Malware details
- Technical name: W32.Sircam.Worm@mm
- Type: Computer worm

Technical details
- Platform: Windows 95, Windows 98, Windows Me

= Sircam =

Computer Worm attacking Windows 95, 98, and Millennium

Sircam is a computer worm that first propagated in 2001 by e-mail in Microsoft Windows systems. It affected computers running Windows 95, Windows 98, and Windows Me (Millennium). It began with one of the following lines of text and had an attachment consisting of the worm's executable with some file from the infected computer appended:

- I send you this file in order to have your advice
- I hope you like the file that I sent you

- I hope you can help me with this file that I send
- This is the file with the information you ask for
- Te mando este archivo para que me des tu punto de vista
- Espero te guste este archivo que te mando
- Espero me puedas ayudar con el archivo que te mando
- Este es el archivo con la informacion que me pediste

Due to an error in the worm, the message was rarely sent in any form other than "I send you this file in order to have your advice." This subsequently became an in-joke among those who were using the Internet at the time, and were spammed with e-mails containing this string sent by the worm.

Sircam was notable during its outbreak for the way it distributed itself.
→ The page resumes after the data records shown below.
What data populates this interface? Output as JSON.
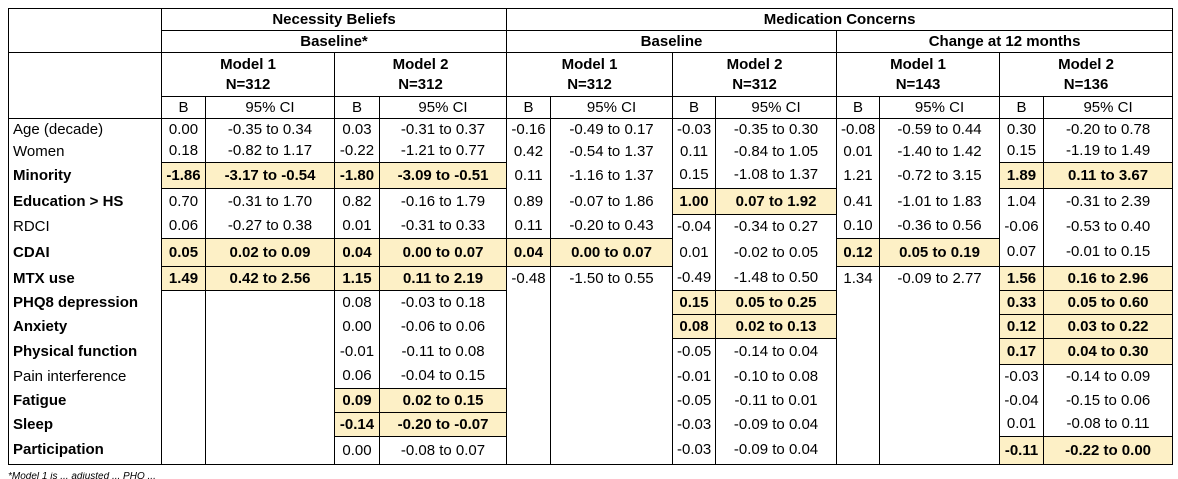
{
  "header": {
    "group1": "Necessity Beliefs",
    "group2": "Medication Concerns",
    "sub_baseline_star": "Baseline*",
    "sub_baseline": "Baseline",
    "sub_change": "Change at 12 months",
    "model1": "Model 1",
    "model2": "Model 2",
    "n312": "N=312",
    "n143": "N=143",
    "n136": "N=136",
    "b": "B",
    "ci": "95% CI"
  },
  "footnote": "*Model 1 is ... adjusted ... PHQ ... ",
  "colors": {
    "highlight": "#fdf0c6"
  },
  "rows": [
    {
      "label": "Age (decade)",
      "bold": false,
      "cells": [
        [
          "0.00",
          "-0.35 to 0.34",
          false
        ],
        [
          "0.03",
          "-0.31 to 0.37",
          false
        ],
        [
          "-0.16",
          "-0.49 to 0.17",
          false
        ],
        [
          "-0.03",
          "-0.35 to 0.30",
          false
        ],
        [
          "-0.08",
          "-0.59 to 0.44",
          false
        ],
        [
          "0.30",
          "-0.20 to 0.78",
          false
        ]
      ]
    },
    {
      "label": "Women",
      "bold": false,
      "cells": [
        [
          "0.18",
          "-0.82 to 1.17",
          false
        ],
        [
          "-0.22",
          "-1.21 to 0.77",
          false
        ],
        [
          "0.42",
          "-0.54 to 1.37",
          false
        ],
        [
          "0.11",
          "-0.84 to 1.05",
          false
        ],
        [
          "0.01",
          "-1.40 to 1.42",
          false
        ],
        [
          "0.15",
          "-1.19 to 1.49",
          false
        ]
      ]
    },
    {
      "label": "Minority",
      "bold": true,
      "cells": [
        [
          "-1.86",
          "-3.17 to -0.54",
          true
        ],
        [
          "-1.80",
          "-3.09 to -0.51",
          true
        ],
        [
          "0.11",
          "-1.16 to 1.37",
          false
        ],
        [
          "0.15",
          "-1.08 to 1.37",
          false
        ],
        [
          "1.21",
          "-0.72 to 3.15",
          false
        ],
        [
          "1.89",
          "0.11 to 3.67",
          true
        ]
      ]
    },
    {
      "label": "Education > HS",
      "bold": true,
      "cells": [
        [
          "0.70",
          "-0.31 to 1.70",
          false
        ],
        [
          "0.82",
          "-0.16 to 1.79",
          false
        ],
        [
          "0.89",
          "-0.07 to 1.86",
          false
        ],
        [
          "1.00",
          "0.07 to 1.92",
          true
        ],
        [
          "0.41",
          "-1.01 to 1.83",
          false
        ],
        [
          "1.04",
          "-0.31 to 2.39",
          false
        ]
      ]
    },
    {
      "label": "RDCI",
      "bold": false,
      "cells": [
        [
          "0.06",
          "-0.27 to 0.38",
          false
        ],
        [
          "0.01",
          "-0.31 to 0.33",
          false
        ],
        [
          "0.11",
          "-0.20 to 0.43",
          false
        ],
        [
          "-0.04",
          "-0.34 to 0.27",
          false
        ],
        [
          "0.10",
          "-0.36 to 0.56",
          false
        ],
        [
          "-0.06",
          "-0.53 to 0.40",
          false
        ]
      ]
    },
    {
      "label": "CDAI",
      "bold": true,
      "cells": [
        [
          "0.05",
          "0.02 to 0.09",
          true
        ],
        [
          "0.04",
          "0.00 to 0.07",
          true
        ],
        [
          "0.04",
          "0.00 to 0.07",
          true
        ],
        [
          "0.01",
          "-0.02 to 0.05",
          false
        ],
        [
          "0.12",
          "0.05 to 0.19",
          true
        ],
        [
          "0.07",
          "-0.01 to 0.15",
          false
        ]
      ]
    },
    {
      "label": "MTX use",
      "bold": true,
      "cells": [
        [
          "1.49",
          "0.42 to 2.56",
          true
        ],
        [
          "1.15",
          "0.11 to 2.19",
          true
        ],
        [
          "-0.48",
          "-1.50 to 0.55",
          false
        ],
        [
          "-0.49",
          "-1.48 to 0.50",
          false
        ],
        [
          "1.34",
          "-0.09 to 2.77",
          false
        ],
        [
          "1.56",
          "0.16 to 2.96",
          true
        ]
      ]
    },
    {
      "label": "PHQ8 depression",
      "bold": true,
      "cells": [
        [
          "",
          "",
          false
        ],
        [
          "0.08",
          "-0.03 to 0.18",
          false
        ],
        [
          "",
          "",
          false
        ],
        [
          "0.15",
          "0.05 to 0.25",
          true
        ],
        [
          "",
          "",
          false
        ],
        [
          "0.33",
          "0.05 to 0.60",
          true
        ]
      ]
    },
    {
      "label": "Anxiety",
      "bold": true,
      "cells": [
        [
          "",
          "",
          false
        ],
        [
          "0.00",
          "-0.06 to 0.06",
          false
        ],
        [
          "",
          "",
          false
        ],
        [
          "0.08",
          "0.02 to 0.13",
          true
        ],
        [
          "",
          "",
          false
        ],
        [
          "0.12",
          "0.03 to 0.22",
          true
        ]
      ]
    },
    {
      "label": "Physical function",
      "bold": true,
      "cells": [
        [
          "",
          "",
          false
        ],
        [
          "-0.01",
          "-0.11 to 0.08",
          false
        ],
        [
          "",
          "",
          false
        ],
        [
          "-0.05",
          "-0.14 to 0.04",
          false
        ],
        [
          "",
          "",
          false
        ],
        [
          "0.17",
          "0.04 to 0.30",
          true
        ]
      ]
    },
    {
      "label": "Pain interference",
      "bold": false,
      "cells": [
        [
          "",
          "",
          false
        ],
        [
          "0.06",
          "-0.04 to 0.15",
          false
        ],
        [
          "",
          "",
          false
        ],
        [
          "-0.01",
          "-0.10 to 0.08",
          false
        ],
        [
          "",
          "",
          false
        ],
        [
          "-0.03",
          "-0.14 to 0.09",
          false
        ]
      ]
    },
    {
      "label": "Fatigue",
      "bold": true,
      "cells": [
        [
          "",
          "",
          false
        ],
        [
          "0.09",
          "0.02 to 0.15",
          true
        ],
        [
          "",
          "",
          false
        ],
        [
          "-0.05",
          "-0.11 to 0.01",
          false
        ],
        [
          "",
          "",
          false
        ],
        [
          "-0.04",
          "-0.15 to 0.06",
          false
        ]
      ]
    },
    {
      "label": "Sleep",
      "bold": true,
      "cells": [
        [
          "",
          "",
          false
        ],
        [
          "-0.14",
          "-0.20 to -0.07",
          true
        ],
        [
          "",
          "",
          false
        ],
        [
          "-0.03",
          "-0.09 to 0.04",
          false
        ],
        [
          "",
          "",
          false
        ],
        [
          "0.01",
          "-0.08 to 0.11",
          false
        ]
      ]
    },
    {
      "label": "Participation",
      "bold": true,
      "cells": [
        [
          "",
          "",
          false
        ],
        [
          "0.00",
          "-0.08 to 0.07",
          false
        ],
        [
          "",
          "",
          false
        ],
        [
          "-0.03",
          "-0.09 to 0.04",
          false
        ],
        [
          "",
          "",
          false
        ],
        [
          "-0.11",
          "-0.22 to 0.00",
          true
        ]
      ]
    }
  ]
}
Document files (usually .doc or .xls) on the infected computer were chosen at random, infected with the virus and emailed out to email addresses in the host's address book. Opening the infected file resulted in infection of the target computer. During the outbreak, many personal or private files were emailed to people who otherwise should not have received them.

It could also spread via open shares on a network. Sircam scanned the network for computers with shared drives and copied itself to a machine with an open (non-password protected) drive or directory. A simple RPC (Remote Procedure Call) was then executed to start the process on the target machine, usually unknown to the owner of the now-compromised computer.

Over a year after the initial 2001 outbreak, Sircam was still in the top 10 on virus charts.